In your case i recommend do fragmentation. Convert Serialized object to byte[] and then merg it and decompress

psudo

int transferSize = 5000000; // 5MB
byte[] compressed = ...;
var mem = new System.IO.MemoryStream(compressed);

for(int i = 0; i < compressed .length; i+= transferSize )
{
    byte[] buffer = new byte[transferSize];
    mem.Read(buffer, i, compressed);
    mem.Flush();
    sendFragmentToWCF(buffer);
}

edit 08 Dec 2010

ok based on my understanding, the situation is client is download some large serialize object throught WCF. i didn't particularly test on this solution, but guess it should work. The key is save serialized object to file and use Response transmit that file.

[WebMethod]
public void GetSerializedObject()
{
    string path = @"X:\temp.tmp";

    var serializer = new  System.Runtime.Serialization.NetDataContractSerializer();
    var file = new System.IO.FileStream(path, System.IO.FileMode.CreateNew);

    try
    {
        serializer.Serialize(file, ...);
        this.Context.Response.TransmitFile(path);
        this.Context.Response.Flush();
    }
    finally
    {
        file.Flush();
        file.Close();
        file.Dispose();
        System.IO.File.Delete(path);
    }
}

WCF shoud do file streaming automatically and u dont ahve to worry about serialized object size since we use file transmit. Dont forget to the config response limit.



回答4:

Some lighter, but not guaranteed solutions, would be to

  • use the DataContractSerializer instead since you own both sides.
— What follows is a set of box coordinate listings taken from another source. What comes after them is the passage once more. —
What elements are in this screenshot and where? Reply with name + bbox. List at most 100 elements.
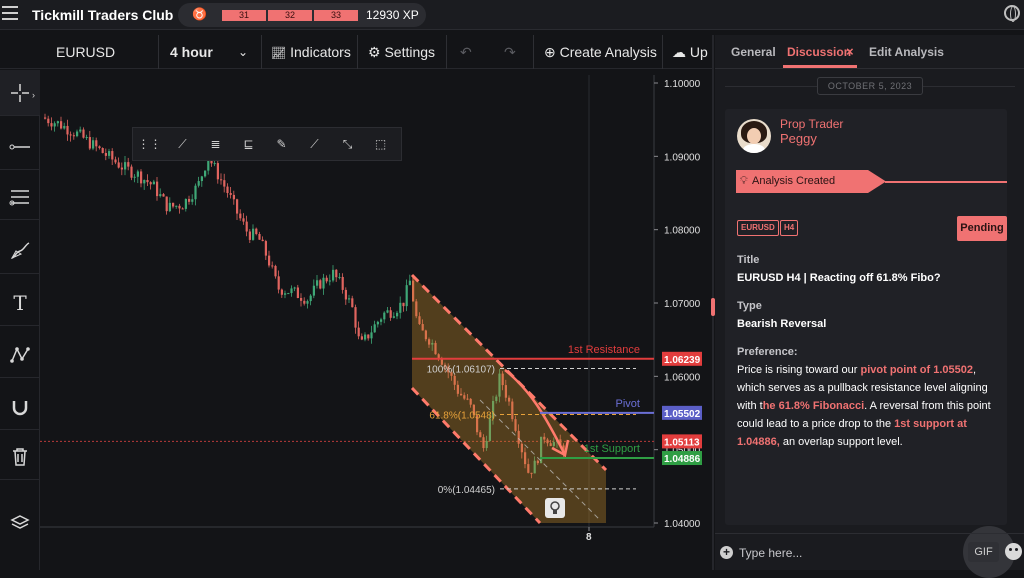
candle-bearish [354, 307, 357, 328]
candle-bearish [172, 202, 175, 207]
menu-icon[interactable] [2, 6, 18, 20]
candle-bearish [296, 287, 299, 299]
brush-tool[interactable] [0, 228, 40, 274]
expand-arrow-icon[interactable]: › [32, 90, 35, 100]
candle-bearish [82, 129, 85, 138]
tab-close-icon[interactable]: × [846, 44, 854, 59]
candle-bearish [236, 199, 239, 214]
undo-icon[interactable]: ↶ [460, 35, 472, 69]
level-32: 32 [268, 10, 312, 21]
create-analysis-button[interactable]: ⊕ Create Analysis [544, 35, 657, 69]
candle-bullish [204, 170, 207, 177]
candle-bearish [220, 179, 223, 181]
candle-bullish [284, 293, 287, 295]
trendline-icon[interactable]: ⟋ [166, 127, 199, 161]
upload-button[interactable]: ☁ Up [672, 35, 708, 69]
candle-bearish [245, 221, 248, 232]
candle-bullish [328, 280, 331, 282]
candle-bearish [402, 302, 405, 307]
magnet-icon [12, 400, 28, 415]
settings-button[interactable]: ⚙ Settings [368, 35, 435, 69]
candle-bullish [386, 310, 389, 313]
candle-bullish [293, 287, 296, 289]
chevron-down-icon[interactable]: ⌄ [238, 35, 248, 69]
date-separator: OCTOBER 5, 2023 [817, 77, 923, 95]
support-price-badge-text: 1.04886 [664, 454, 701, 465]
author-role: Prop Trader [780, 117, 844, 131]
fib-100-level-label: 100%(1.06107) [427, 364, 495, 375]
tab-discussion[interactable]: Discussion [787, 45, 851, 59]
preference-text: Price is rising toward our pivot point o… [737, 364, 991, 448]
fib-retracement-icon[interactable]: ≣ [199, 127, 232, 161]
candle-bearish [156, 181, 159, 197]
status-label: Analysis Created [752, 175, 836, 187]
candle-bullish [332, 269, 335, 281]
layers-tool[interactable] [0, 500, 40, 546]
candle-bearish [351, 298, 354, 308]
cloud-upload-icon: ☁ [672, 44, 686, 60]
avatar[interactable] [737, 119, 771, 153]
candle-bearish [140, 171, 143, 184]
candle-bearish [300, 298, 303, 301]
level-33: 33 [314, 10, 358, 21]
price-tick-label: 1.10000 [664, 79, 701, 90]
top-bar: Tickmill Traders Club ♉ 31 32 33 12930 X… [0, 0, 1024, 30]
candle-bearish [277, 276, 280, 290]
crosshair-tool[interactable]: › [0, 70, 40, 116]
text-icon: T [13, 290, 27, 315]
delete-tool[interactable] [0, 434, 40, 480]
gif-button[interactable]: GIF [968, 542, 999, 562]
candle-bearish [255, 228, 258, 235]
fib-618-level-label: 61.8%(1.0548) [429, 410, 495, 421]
globe-icon[interactable] [1004, 5, 1020, 22]
resistance-label: 1st Resistance [568, 344, 640, 356]
indicators-button[interactable]: 📈︎ Indicators [271, 35, 351, 69]
active-tab-indicator [783, 65, 857, 68]
fib-channel-icon[interactable]: ⊑ [232, 127, 265, 161]
candle-bearish [264, 241, 267, 256]
text-tool[interactable]: T [0, 280, 40, 326]
status-badge[interactable]: Pending [957, 216, 1007, 241]
add-attachment-icon[interactable]: + [720, 546, 733, 559]
fib-tool[interactable] [0, 174, 40, 220]
author-name[interactable]: Peggy [780, 131, 817, 146]
redo-icon[interactable]: ↷ [504, 35, 516, 69]
pattern-tool[interactable] [0, 332, 40, 378]
candle-bearish [216, 163, 219, 180]
candle-bullish [191, 199, 194, 202]
timeframe-select[interactable]: 4 hour [170, 35, 213, 69]
pen-icon[interactable]: ✎ [265, 127, 298, 161]
candle-bullish [376, 321, 379, 325]
candle-bearish [130, 166, 133, 178]
price-tick-label: 1.07000 [664, 299, 701, 310]
tab-general[interactable]: General [731, 45, 776, 59]
candle-bullish [380, 319, 383, 322]
lightbulb-icon: 💡︎ [740, 175, 748, 187]
tab-edit-analysis[interactable]: Edit Analysis [869, 45, 944, 59]
candle-bearish [127, 162, 130, 167]
candle-bearish [44, 117, 47, 119]
candle-bearish [242, 218, 245, 222]
settings-label: Settings [384, 44, 436, 60]
candle-bearish [239, 213, 242, 219]
symbol-selector[interactable]: EURUSD [56, 35, 115, 69]
drag-handle-icon[interactable]: ⋮⋮ [133, 127, 166, 161]
magnet-tool[interactable] [0, 384, 40, 430]
candle-bullish [408, 280, 411, 286]
candle-bearish [367, 334, 370, 339]
pivot-price-badge-text: 1.05502 [664, 409, 701, 420]
type-label: Type [737, 300, 762, 312]
line-tool[interactable] [0, 124, 40, 170]
emoji-icon[interactable] [1005, 543, 1022, 560]
chart-toolbar: EURUSD 4 hour ⌄ 📈︎ Indicators ⚙ Settings… [0, 35, 712, 69]
xp-progress: ♉ 31 32 33 12930 XP [178, 3, 426, 27]
candle-bearish [104, 153, 107, 156]
price-tick-label: 1.06000 [664, 372, 701, 383]
candle-bearish [268, 255, 271, 266]
path-icon[interactable]: ⤡ [331, 127, 364, 161]
rectangle-icon[interactable]: ⬚ [364, 127, 397, 161]
candle-bullish [184, 198, 187, 209]
message-input[interactable] [739, 543, 939, 563]
ray-icon[interactable]: ⟋ [298, 127, 331, 161]
candle-bearish [101, 148, 104, 154]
This does not require embedded type information, which is significantly large.
  • use [DataMember(EmitDefaultValue = false)] which is discussed in a question I asked - again because you own both sides; doing so will cut down some on the message size (how much depends of course on how many fields in the graph are defaults).
  • use [DataContract(IsReference=true)], especially if you have many repeated value objects or reference data
  • use some sort of throttling on the server to reduce memory pressure of simultaneous results

These are, of course trade-offs, for example with readability.



回答5:

Since nobody has put it out there, perhaps using WebSockets or long polling techniques may be able to solve this issue. I've only looked into these solutions briefly and haven't developed a solution around them but I wanted to propose these concepts for the record and I'll expand upon my answer at a later point if time permits.

The underlying idea would be to achieve something similar to how the idea of how the ChunkingChannel example works but while not requiring a full duplex channel which typically breaks the port 80 web based request/response model that is desirable to avoid having to make firewall and other related configurations for clients.

Other related material:

  • WCF HTTP Long Polling
  • WebSockets with WCF

Update: After researching more on this it appears that by using WebSockets, which is known known as NetHttpBinding, that I would inherently not be solving the original request which is to use wsHttp in WCF with message security. I'm going to keep my answer here however as information for others who may be looking into an alternative.